Afrique du Sud : Les ouvriers du platine ont repris la lutte12/02/20142014Journal/medias/journalnumero/images/2014/02/une2376.jpg.445x577_q85_box-0%2C104%2C1383%2C1896_crop_detail.jpg

Dans le monde

Afrique du Sud : Les ouvriers du platine ont repris la lutte

Le 23 janvier, quelque 100 000 mineurs du bassin du platine de Rustenburg, dans le nord-ouest de l'Afrique du Sud, se sont mis en grève pour imposer un salaire minimum mensuel de base de 12 500 rands (825 euros). Depuis le 3 février, les 3 000 ouvriers des raffineries de platine de Rustenburg, les seules qui continuaient à fonctionner dans le pays, ont rejoint la grève.

Depuis, la production de platine des trois géants du secteur, Anglo Platinum, Impala Platinum et Lonmin, est totalement arrêtée, tant celle d'Afrique du Sud que celle du Zimbabwe, qui est raffinée en Afrique du Sud. Les grévistes ont multiplié manifestations, barricades et barrages routiers, qui ont donné lieu à des affrontements avec la police dans tout le bassin.

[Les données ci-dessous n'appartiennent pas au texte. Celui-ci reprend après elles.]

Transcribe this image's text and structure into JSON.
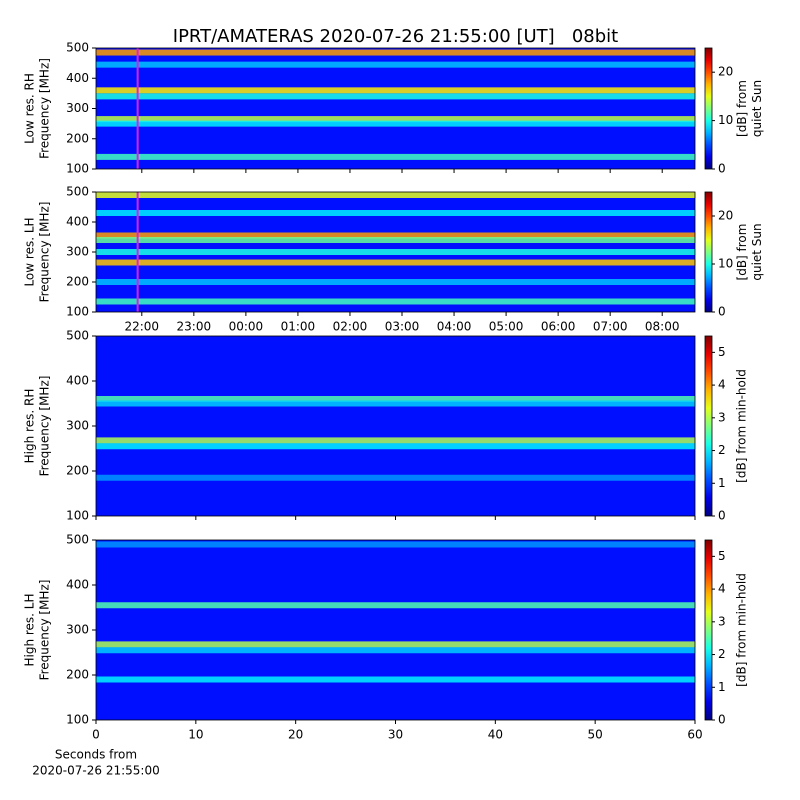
{
  "chart_data": [
    {
      "type": "heatmap",
      "title": "IPRT/AMATERAS 2020-07-26 21:55:00 [UT]   08bit",
      "ylabel": [
        "Low res. RH",
        "Frequency [MHz]"
      ],
      "ylim": [
        100,
        500
      ],
      "yticks": [
        100,
        200,
        300,
        400,
        500
      ],
      "xlim": [
        21.12,
        32.63
      ],
      "xticks": [
        {
          "value": 22,
          "label": "22:00"
        },
        {
          "value": 23,
          "label": "23:00"
        },
        {
          "value": 24,
          "label": "00:00"
        },
        {
          "value": 25,
          "label": "01:00"
        },
        {
          "value": 26,
          "label": "02:00"
        },
        {
          "value": 27,
          "label": "03:00"
        },
        {
          "value": 28,
          "label": "04:00"
        },
        {
          "value": 29,
          "label": "05:00"
        },
        {
          "value": 30,
          "label": "06:00"
        },
        {
          "value": 31,
          "label": "07:00"
        },
        {
          "value": 32,
          "label": "08:00"
        }
      ],
      "xtick_labels": false,
      "marker": 21.92,
      "marker_color": "#e020e0",
      "colorbar": {
        "label": [
          "[dB] from",
          "quiet Sun"
        ],
        "lim": [
          0,
          25
        ],
        "ticks": [
          0,
          10,
          20
        ]
      },
      "bands": [
        {
          "y": 485,
          "value": 18
        },
        {
          "y": 445,
          "value": 8
        },
        {
          "y": 360,
          "value": 16
        },
        {
          "y": 340,
          "value": 10
        },
        {
          "y": 265,
          "value": 14
        },
        {
          "y": 250,
          "value": 9
        },
        {
          "y": 140,
          "value": 11
        }
      ]
    },
    {
      "type": "heatmap",
      "ylabel": [
        "Low res. LH",
        "Frequency [MHz]"
      ],
      "ylim": [
        100,
        500
      ],
      "yticks": [
        100,
        200,
        300,
        400,
        500
      ],
      "xlim": [
        21.12,
        32.63
      ],
      "xticks": [
        {
          "value": 22,
          "label": "22:00"
        },
        {
          "value": 23,
          "label": "23:00"
        },
        {
          "value": 24,
          "label": "00:00"
        },
        {
          "value": 25,
          "label": "01:00"
        },
        {
          "value": 26,
          "label": "02:00"
        },
        {
          "value": 27,
          "label": "03:00"
        },
        {
          "value": 28,
          "label": "04:00"
        },
        {
          "value": 29,
          "label": "05:00"
        },
        {
          "value": 30,
          "label": "06:00"
        },
        {
          "value": 31,
          "label": "07:00"
        },
        {
          "value": 32,
          "label": "08:00"
        }
      ],
      "xtick_labels": true,
      "marker": 21.92,
      "marker_color": "#e020e0",
      "colorbar": {
        "label": [
          "[dB] from",
          "quiet Sun"
        ],
        "lim": [
          0,
          25
        ],
        "ticks": [
          0,
          10,
          20
        ]
      },
      "bands": [
        {
          "y": 490,
          "value": 15
        },
        {
          "y": 430,
          "value": 9
        },
        {
          "y": 355,
          "value": 18
        },
        {
          "y": 340,
          "value": 12
        },
        {
          "y": 300,
          "value": 10
        },
        {
          "y": 265,
          "value": 17
        },
        {
          "y": 200,
          "value": 8
        },
        {
          "y": 135,
          "value": 11
        }
      ]
    },
    {
      "type": "heatmap",
      "ylabel": [
        "High res. RH",
        "Frequency [MHz]"
      ],
      "ylim": [
        100,
        500
      ],
      "yticks": [
        100,
        200,
        300,
        400,
        500
      ],
      "xlim": [
        0,
        60
      ],
      "xticks": [
        0,
        10,
        20,
        30,
        40,
        50,
        60
      ],
      "xtick_labels": false,
      "colorbar": {
        "label": [
          "[dB] from min-hold"
        ],
        "lim": [
          0,
          5.5
        ],
        "ticks": [
          0,
          1,
          2,
          3,
          4,
          5
        ]
      },
      "bands": [
        {
          "y": 360,
          "value": 2.5
        },
        {
          "y": 350,
          "value": 1.8
        },
        {
          "y": 268,
          "value": 3
        },
        {
          "y": 255,
          "value": 2
        },
        {
          "y": 185,
          "value": 1.5
        }
      ]
    },
    {
      "type": "heatmap",
      "ylabel": [
        "High res. LH",
        "Frequency [MHz]"
      ],
      "ylim": [
        100,
        500
      ],
      "yticks": [
        100,
        200,
        300,
        400,
        500
      ],
      "xlim": [
        0,
        60
      ],
      "xticks": [
        0,
        10,
        20,
        30,
        40,
        50,
        60
      ],
      "xtick_labels": true,
      "xlabel": [
        "Seconds from",
        "2020-07-26 21:55:00"
      ],
      "colorbar": {
        "label": [
          "[dB] from min-hold"
        ],
        "lim": [
          0,
          5.5
        ],
        "ticks": [
          0,
          1,
          2,
          3,
          4,
          5
        ]
      },
      "bands": [
        {
          "y": 490,
          "value": 1.5
        },
        {
          "y": 355,
          "value": 2.5
        },
        {
          "y": 268,
          "value": 3
        },
        {
          "y": 255,
          "value": 1.8
        },
        {
          "y": 190,
          "value": 2
        }
      ]
    }
  ]
}
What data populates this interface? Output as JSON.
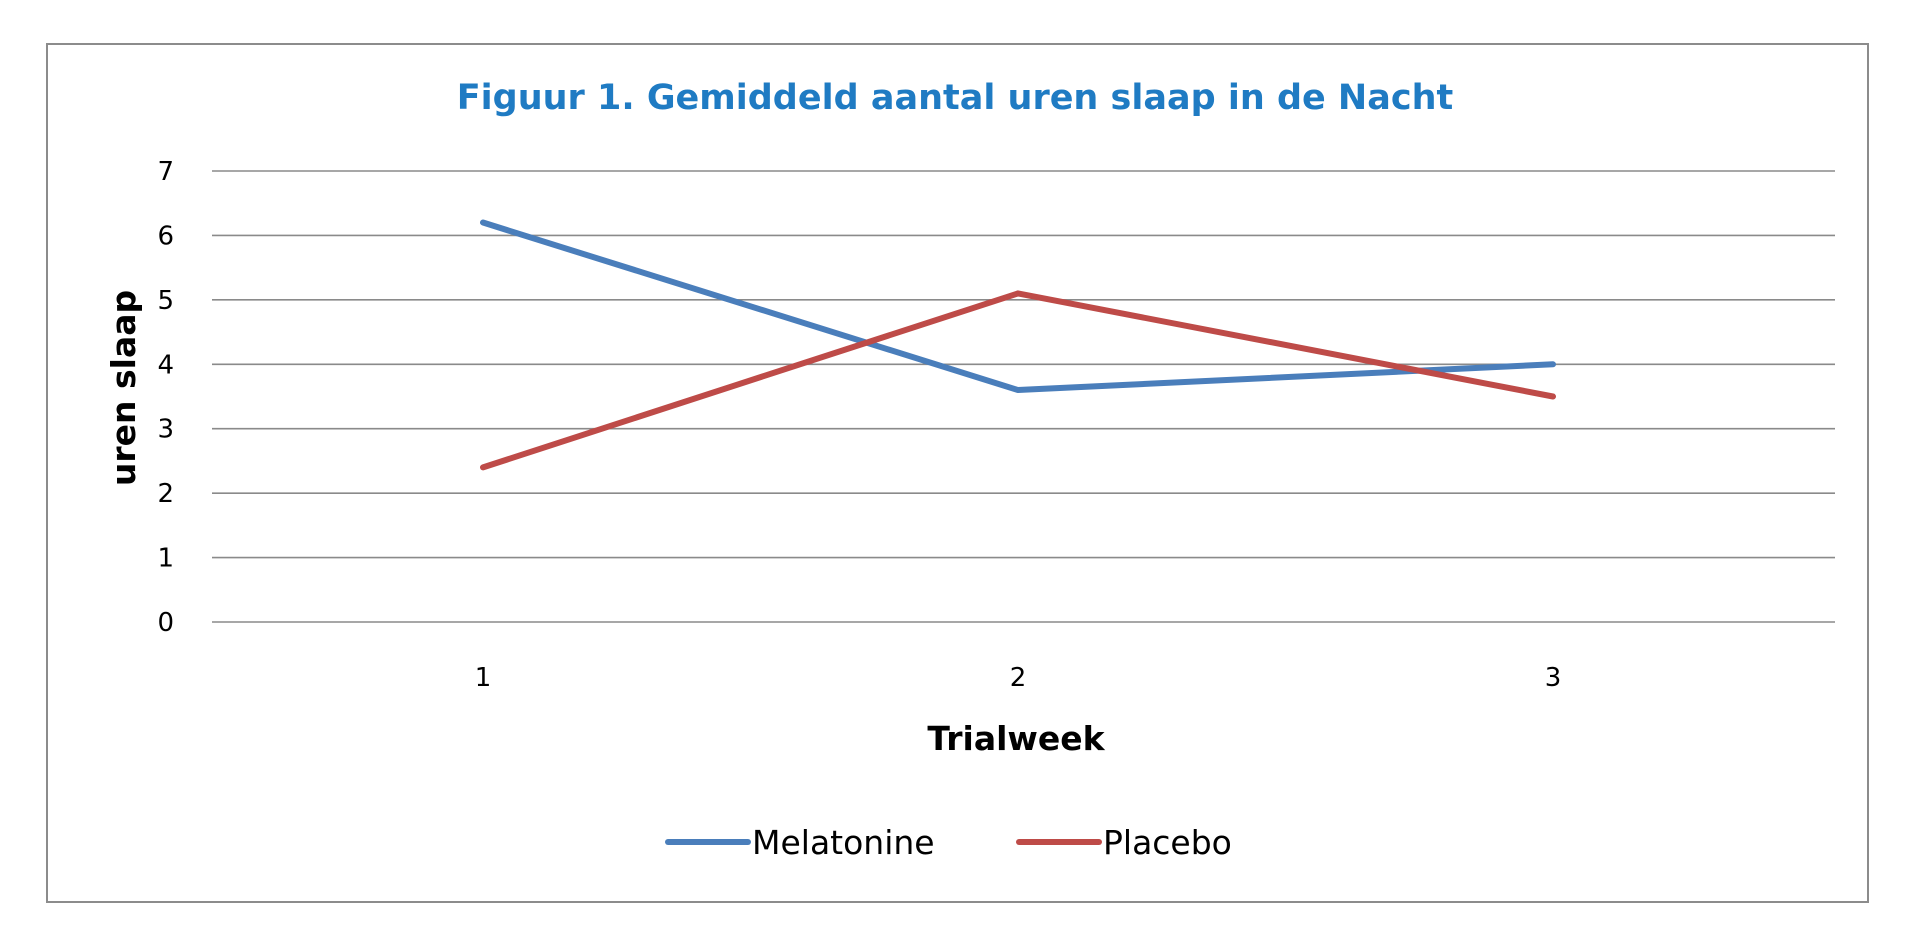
{
  "chart_data": {
    "type": "line",
    "title": "Figuur 1. Gemiddeld aantal uren slaap in de Nacht",
    "xlabel": "Trialweek",
    "ylabel": "uren slaap",
    "categories": [
      "1",
      "2",
      "3"
    ],
    "yticks": [
      "0",
      "1",
      "2",
      "3",
      "4",
      "5",
      "6",
      "7"
    ],
    "ylim": [
      0,
      7
    ],
    "grid": true,
    "legend_position": "bottom",
    "series": [
      {
        "name": "Melatonine",
        "color": "#4a7ebb",
        "values": [
          6.2,
          3.6,
          4.0
        ]
      },
      {
        "name": "Placebo",
        "color": "#be4b48",
        "values": [
          2.4,
          5.1,
          3.5
        ]
      }
    ]
  }
}
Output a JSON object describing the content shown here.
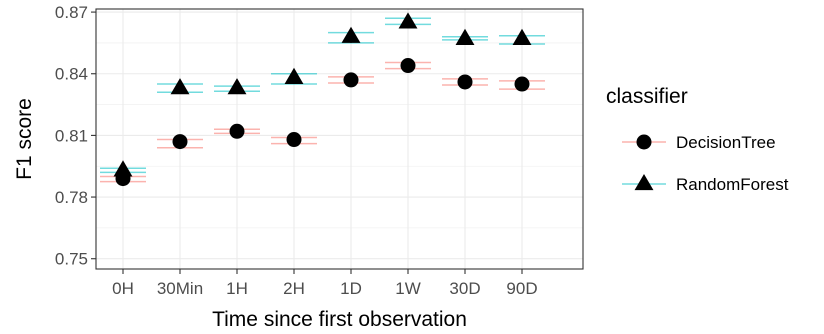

C'est au cours de l'un de ces affrontements qu'un mineur militant syndical a été abattu par balle par la police, le 7 février.

Les ouvriers de ces mêmes mines avaient été l'élément moteur de la grande grève qui, après l'assassinat de 34 mineurs grévistes du complexe Lonmin de Marikana par la police, en août 2012, s'était étendue à l'ensemble du secteur minier et l'avait paralysé pendant plus de deux mois. Néanmoins, les conditions dans lesquelles se déroule la grève actuelle sont bien différentes.

En 2012, le NUM, le syndicat national des mineurs, lié au pouvoir de l'ANC comme au patronat minier, était seul reconnu dans la plupart des mines. La grève était partie d'un mouvement de colère, tant contre la direction de Lonmin que contre l'appareil du NUM. C'était une grève sauvage et il en avait été de même du mouvement général qui avait suivi après le massacre de Marikana.

En 2014, le NUM a perdu son monopole dans le platine où il a été remplacé par AMCU (Alliance syndicale des mines et de la construction), syndicat formé à l'origine par des exclus du NUM, qui connut une ascension météorique après la grève de 2012. Dans les mines des trois grandes compagnies du platine, AMCU revendique aujourd'hui 60 % d'adhérents et est le seul syndicat reconnu.

Par ailleurs, cette grève se déroule cette fois dans le cadre légal de la renégociation des accords collectifs salariaux du secteur avec la Chambre des mines. Pour les dirigeants d'AMCU, cette négociation revêt une importance particulière, parce que c'est leur premier accord collectif national et ils comptent bien s'en servir pour avancer dans leur objectif de déloger le NUM dans l'ensemble du secteur minier.

On est donc loin du caractère explosif de la grève de 2012, loin aussi des formes d'organisation spontanées que s'étaient données alors les grévistes et de la façon dont ils avaient étendu eux-mêmes leur mouvement. Au lieu de cela, les rivalités et les calculs d'appareil tiennent cette fois-ci une place de premier plan.

Ainsi les ouvriers des raffineries de Rustenburg ont rejoint la grève des mineurs, mais ils sont organisés par le syndicat de la métallurgie NUMSA, le plus grand syndicat du pays, et la direction d'AMCU a fait savoir qu'elle ne voulait rien avoir à faire ni avec cette grève ni avec NUMSA. Ce dernier a pourtant été le seul des grands syndicats à soutenir activement les mineurs en 2012 et la grève des raffineries contribue effectivement à renforcer celle des mineurs. Mais la direction d'AMCU tient avant tout à son corporatisme.

Les mineurs du platine n'ont donc pas forcément gagné au change avec le remplacement du NUM par AMCU. Mais ils n'ont pas vécu la grève de 2012 sans avoir appris au passage quantité de choses, et leur combativité ne fait aucun doute. Alors s'ils ont pu prendre la mesure du NUM et se battre non seulement sans lui mais contre lui en 2012, on peut espérer qu'ils sauront aussi jauger les dirigeants d'AMCU et se donner une direction qui représente, elle, réellement leurs intérêts.